Global Peace Index Rank: 27/163
This coastal country is the most peaceful in Latin American, according to Index rankings. Chile spans 2,653 miles from north to south along South America’s western flank. It is geographically diverse: In the north is the Atacama Desert – the world’s driest non-polar desert. In the southern region, you’ll find lush forests and grazing land, volcanoes, lakes, and a maze of fjords, inlets, and islands. A growing community of expats calls Chile home for its high standard of living, beautiful surroundings, welcoming locals, and reasonable cost of living.
2. Costa Rica
Global Peace Index Rank: 33/163
Costa Rica – “the rich coast” – is a popular retirement destination thanks to its numerous beach towns, rainforests, volcanoes, friendly ticos (the locals), and low cost of living. For the active set, there are also lots of adventure activities, including whitewater rafting, canopy tours, and nighttime rainforest hikes, to name a few. The country sits within the tropical zone, so residents enjoy a tropical climate year-round. Parks and protected areas – which cover about 25% of Costa Rica’s land area – help protect the country’s extensive biodiversity.
Global Peace Index Rank: 34/163
This small South American country is known for its wide-open beaches, fishing villages, Atlantic coastal wildlife – sea lions, seals, penguins, and offshore whales – plus its gaucho culture, with big skies, cattle ranches, and skilled horsemen. Another of Uruguay’s attractions: natural hot springs, used since ancient times for their many health benefits. For retirees, the country boasts a stable economy, mild climate, affordable healthcare, friendly locals, and a well-developed infrastructure.

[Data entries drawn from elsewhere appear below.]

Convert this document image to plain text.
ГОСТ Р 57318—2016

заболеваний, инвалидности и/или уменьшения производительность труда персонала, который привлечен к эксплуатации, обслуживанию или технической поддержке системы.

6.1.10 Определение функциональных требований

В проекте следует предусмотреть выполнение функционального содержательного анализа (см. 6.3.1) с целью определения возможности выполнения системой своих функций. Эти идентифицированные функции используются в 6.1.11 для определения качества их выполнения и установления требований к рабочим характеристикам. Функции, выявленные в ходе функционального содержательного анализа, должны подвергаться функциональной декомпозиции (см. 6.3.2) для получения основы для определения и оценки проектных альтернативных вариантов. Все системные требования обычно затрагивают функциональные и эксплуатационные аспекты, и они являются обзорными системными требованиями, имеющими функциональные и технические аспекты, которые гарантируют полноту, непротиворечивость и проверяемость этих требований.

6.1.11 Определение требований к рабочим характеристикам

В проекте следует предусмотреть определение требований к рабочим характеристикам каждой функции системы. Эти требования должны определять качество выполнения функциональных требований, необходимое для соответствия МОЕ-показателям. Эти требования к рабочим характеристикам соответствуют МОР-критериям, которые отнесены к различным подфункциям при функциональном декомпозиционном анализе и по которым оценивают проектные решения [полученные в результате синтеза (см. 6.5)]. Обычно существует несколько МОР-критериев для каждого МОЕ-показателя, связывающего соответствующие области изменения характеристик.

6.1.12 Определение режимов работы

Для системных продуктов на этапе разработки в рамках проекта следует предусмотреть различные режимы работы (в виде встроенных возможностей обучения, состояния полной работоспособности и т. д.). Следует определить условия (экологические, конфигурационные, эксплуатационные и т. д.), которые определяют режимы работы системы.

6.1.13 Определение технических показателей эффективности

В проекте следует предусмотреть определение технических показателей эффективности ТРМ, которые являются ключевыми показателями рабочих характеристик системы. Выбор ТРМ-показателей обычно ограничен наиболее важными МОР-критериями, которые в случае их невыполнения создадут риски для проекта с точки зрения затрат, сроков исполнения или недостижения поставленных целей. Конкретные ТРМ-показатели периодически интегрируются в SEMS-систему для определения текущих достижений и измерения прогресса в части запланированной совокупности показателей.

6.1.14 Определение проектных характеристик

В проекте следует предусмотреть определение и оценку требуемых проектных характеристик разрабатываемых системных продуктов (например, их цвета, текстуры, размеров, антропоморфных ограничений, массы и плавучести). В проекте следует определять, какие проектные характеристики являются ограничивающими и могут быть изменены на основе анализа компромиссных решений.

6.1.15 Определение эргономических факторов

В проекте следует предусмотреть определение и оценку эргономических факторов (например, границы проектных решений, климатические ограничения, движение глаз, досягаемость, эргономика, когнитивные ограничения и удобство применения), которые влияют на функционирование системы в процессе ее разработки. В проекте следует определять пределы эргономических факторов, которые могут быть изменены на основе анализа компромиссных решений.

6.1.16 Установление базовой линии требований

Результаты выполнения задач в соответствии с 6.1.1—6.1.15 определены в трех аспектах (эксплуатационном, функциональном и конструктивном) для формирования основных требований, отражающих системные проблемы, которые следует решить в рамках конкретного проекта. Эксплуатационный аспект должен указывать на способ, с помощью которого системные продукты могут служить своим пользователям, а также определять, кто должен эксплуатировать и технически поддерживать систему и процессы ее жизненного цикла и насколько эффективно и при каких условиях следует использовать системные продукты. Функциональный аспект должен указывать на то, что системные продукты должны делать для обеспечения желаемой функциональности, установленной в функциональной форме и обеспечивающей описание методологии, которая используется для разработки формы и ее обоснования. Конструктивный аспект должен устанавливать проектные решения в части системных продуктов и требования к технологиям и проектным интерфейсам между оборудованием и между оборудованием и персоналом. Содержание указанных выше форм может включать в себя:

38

Global Peace Index Rank: 47/163
Panama has become one of the world’s top retirement havens because of its low cost of living, affordable healthcare, and a retirement visa program that is aimed at welcoming expats: Use your Pensionado Visa to score 25% off flights (domestic and international), 50% off entertainment, 30% off public transportation, 25% off restaurants and 25% off utilities (electricity, telephone and water). It also has an infrastructure that is both modern and in good repair, plus a capital city that rivals many U.S. and European cities in terms of culture, atmosphere, and conveniences.
Global Peace Index Rank: 71/163
The second-largest country in South America, Argentina, has some of the world’s most spectacular scenery: rich plains, steep mountains, lush jungles, enormous glaciers, powerful waterfalls, and coastlines speckled with elephant seals, penguins, and whales. Amidst all this natural beauty is a cultured country that has been compared to Europe in terms of its architecture, art, music, and literature – without the high cost of living.
The Bottom Line
Of course, these five countries aren’t the only “safe” places to visit – or live – in Latin America. Other countries that ranked fairly well on the Global Peace Index include Peru (80/163), Bolivia (85/163), Paraguay (88/163), and Guyana (92/163). By contrast, the U.S. ranking is 128.
Before making any decisions about retiring abroad, it’s important to weigh the pros and cons – and to have realistic expectations about what it will be like to live in a foreign country over the long-term, rather than simply visiting as a tourist.
If you do make a move, consider enrolling in the Department of State’s Smart Traveler Enrollment Program (STEP), which provides security updates to U.S. citizens traveling or residing abroad and makes it easier for the nearest U.S. embassy or consulate to contact you and/or your family should there be an emergency.